Wie unterstützt das Ausland die Demonstrationen?

Die Regierung der Russischen Föderation hat früh eine deutliche Position zu den Wahlen in der Ukraine bezogen. Die amerikanische Regierung und die Europäische Union stehen auf der anderen Seite. Alle genannten nationalen und internationalen Gruppen schicken Geld und technische Unterstützung. Aus Russland kommen die so genannten Wahlkampftechnologen, die Wahlkampagnen mitorganisieren, und auch der Westen schickt Wahlkampfhelfer. Beide Kandidaten wurden beraten, wie sie am besten ihre Demonstrationen inszenieren. Die Berater stammen z.B. von dem von Madeleine Albright geleiteten National Democratic Instutite. Aber auch in Russland beschäftigen sich einige Kreml-nahe Institute mit der Ukraine.

Warum engagieren sich die Amerikaner in der Ukraine?

Offensichtlich gibt es in Washington immer noch Reflexe, wann immer es möglich ist, im ehemaligen sowjetischen Machtgebiet Vorteile zu erzielen. Das war auch schon in Georgien im letzten Jahr und nach dem 11. September 2001 in zentral-asiatischen Staaten wie Usbekistan und Kasachstan der Fall. Die Frage, wie sich dieses Verhalten der USA mit der seit zwei Jahren bestehenden Partnerschaft mit der russischen Regierung in der Allianz gegen den Terror verbindet, ist nicht ganz geklärt. Klar ist jedoch, dass es nicht nur einen politischen Akteur auf beiden Seiten gibt, sondern mehrere. Sie verfolgen ihre eigenen Interessen und Strategien, die sich nicht zu einem gesamtamerikanischen oder einem gesamtrussischen „man“ zusammenfassen lassen. Es ist also nicht so, dass „man“ in den USA Putin bloßstellen will und sich dazu irgendwelche Strategien oder Masterplane ausdenkt. So funktioniert Politik nicht mehr.

Gibt es für Putin eine Möglichkeit, einen Präsidenten Juschtschenko ohne Gesichtsverlust zu akzeptieren?

Es wäre klug gewesen, nicht mehrfach in den Wahlkampf zu intervenieren und nach der Ergebnisverkündung zu gratulieren. Auch hätte man nicht unbedingt den Moskauer Bürgermeister in die Ostukraine schicken müssen, um die dortige Abspaltungsbewegung zu unterstützen. Aber es hat sich in der Vergangenheit gezeigt, dass Moskau lernfähig ist.

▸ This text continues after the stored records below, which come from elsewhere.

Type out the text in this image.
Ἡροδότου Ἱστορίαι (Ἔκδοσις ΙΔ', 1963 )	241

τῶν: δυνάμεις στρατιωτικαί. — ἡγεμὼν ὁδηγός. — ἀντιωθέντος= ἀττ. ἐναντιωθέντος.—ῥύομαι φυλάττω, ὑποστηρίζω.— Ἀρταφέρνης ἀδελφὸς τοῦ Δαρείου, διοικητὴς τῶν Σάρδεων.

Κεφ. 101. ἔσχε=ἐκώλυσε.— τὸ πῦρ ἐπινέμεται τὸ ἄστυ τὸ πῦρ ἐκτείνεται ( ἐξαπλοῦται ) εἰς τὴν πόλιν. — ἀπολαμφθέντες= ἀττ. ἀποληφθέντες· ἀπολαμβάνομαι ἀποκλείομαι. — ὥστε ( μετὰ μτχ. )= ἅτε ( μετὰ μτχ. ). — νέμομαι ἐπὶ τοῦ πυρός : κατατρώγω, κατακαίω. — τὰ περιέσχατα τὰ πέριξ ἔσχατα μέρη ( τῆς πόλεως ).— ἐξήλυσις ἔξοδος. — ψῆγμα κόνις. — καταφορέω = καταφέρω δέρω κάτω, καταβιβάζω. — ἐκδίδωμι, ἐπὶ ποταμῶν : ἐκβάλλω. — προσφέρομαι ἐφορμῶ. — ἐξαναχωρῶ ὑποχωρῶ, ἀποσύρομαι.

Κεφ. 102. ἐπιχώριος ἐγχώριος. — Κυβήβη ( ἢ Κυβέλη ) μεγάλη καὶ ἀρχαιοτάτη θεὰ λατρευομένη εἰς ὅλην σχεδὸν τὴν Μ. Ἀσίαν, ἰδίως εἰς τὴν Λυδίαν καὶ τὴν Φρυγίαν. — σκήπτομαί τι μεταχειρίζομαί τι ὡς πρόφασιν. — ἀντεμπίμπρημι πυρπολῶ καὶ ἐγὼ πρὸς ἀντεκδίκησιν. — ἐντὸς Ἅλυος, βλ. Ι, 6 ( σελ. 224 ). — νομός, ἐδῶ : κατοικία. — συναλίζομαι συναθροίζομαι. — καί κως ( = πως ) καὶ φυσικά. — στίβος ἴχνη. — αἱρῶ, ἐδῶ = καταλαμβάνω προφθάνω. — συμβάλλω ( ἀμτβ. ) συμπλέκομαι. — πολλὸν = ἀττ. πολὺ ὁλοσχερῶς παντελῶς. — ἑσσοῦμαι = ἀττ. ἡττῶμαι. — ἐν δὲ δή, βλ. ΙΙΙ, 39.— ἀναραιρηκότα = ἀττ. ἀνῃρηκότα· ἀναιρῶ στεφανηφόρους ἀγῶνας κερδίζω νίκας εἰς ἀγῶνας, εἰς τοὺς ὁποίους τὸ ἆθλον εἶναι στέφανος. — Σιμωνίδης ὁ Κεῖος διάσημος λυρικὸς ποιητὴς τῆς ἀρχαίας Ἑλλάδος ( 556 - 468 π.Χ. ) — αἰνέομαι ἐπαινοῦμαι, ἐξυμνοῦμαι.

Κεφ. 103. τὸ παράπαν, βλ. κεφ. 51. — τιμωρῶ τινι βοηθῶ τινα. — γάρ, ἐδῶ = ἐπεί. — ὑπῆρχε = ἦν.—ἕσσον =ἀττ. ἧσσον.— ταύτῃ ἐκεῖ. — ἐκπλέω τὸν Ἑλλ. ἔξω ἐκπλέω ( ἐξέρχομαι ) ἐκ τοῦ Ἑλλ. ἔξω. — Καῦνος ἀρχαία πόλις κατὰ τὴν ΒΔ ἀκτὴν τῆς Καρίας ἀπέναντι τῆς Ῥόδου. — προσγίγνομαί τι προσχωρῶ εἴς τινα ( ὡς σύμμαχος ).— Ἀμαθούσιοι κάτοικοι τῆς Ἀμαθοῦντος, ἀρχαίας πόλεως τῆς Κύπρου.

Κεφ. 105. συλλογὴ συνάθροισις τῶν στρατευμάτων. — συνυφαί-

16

Trotz der relativ starken Festlegung ist ein Rückzug noch möglich, wenn Putin die Entscheidung des Verfassungsgerichts gegen die Rechtmäßigkeit der Wahlergebnisse akzeptiert und Neuwahlen zulässt. Der Machtwechsel wäre dann legitim und nach Wunsch des ukrainischen Volkes. Das wäre eine Lösung, mit der Putin leben kann.

Warum ist der Rückzug für Putin so schwer?

Aus Moskauer Sicht steht die Ukraine in einer Entwicklung, die vor ca. 14 Jahren begonnen hat. Schritt für Schritt wurden die ostmitteleuropäischen, baltischen und südosteuropäischen Ländern Mitglieder der EU und der NATO. Diese Entwicklungen sollten im Zuge der Verhandlungen um die Deutsche Einheit eigentlich ausgeschlossen werden. Dann haben die Regierungen dieser Länder jedoch ihre Beitrittabsichten zur NATO und EU geäußert und beide Organisationen sind dem nachgekommen. Aus russischer Sicht ist dies natürlich eine massive Veränderung der europäischen Landschaft. Von einer Regierung Juschtschenko erwartet man, dass auch sie den Weg Richtung EU- und NATO-Mitgliedschaft einschlägt. Das sind reale Besorgnisse Russlands.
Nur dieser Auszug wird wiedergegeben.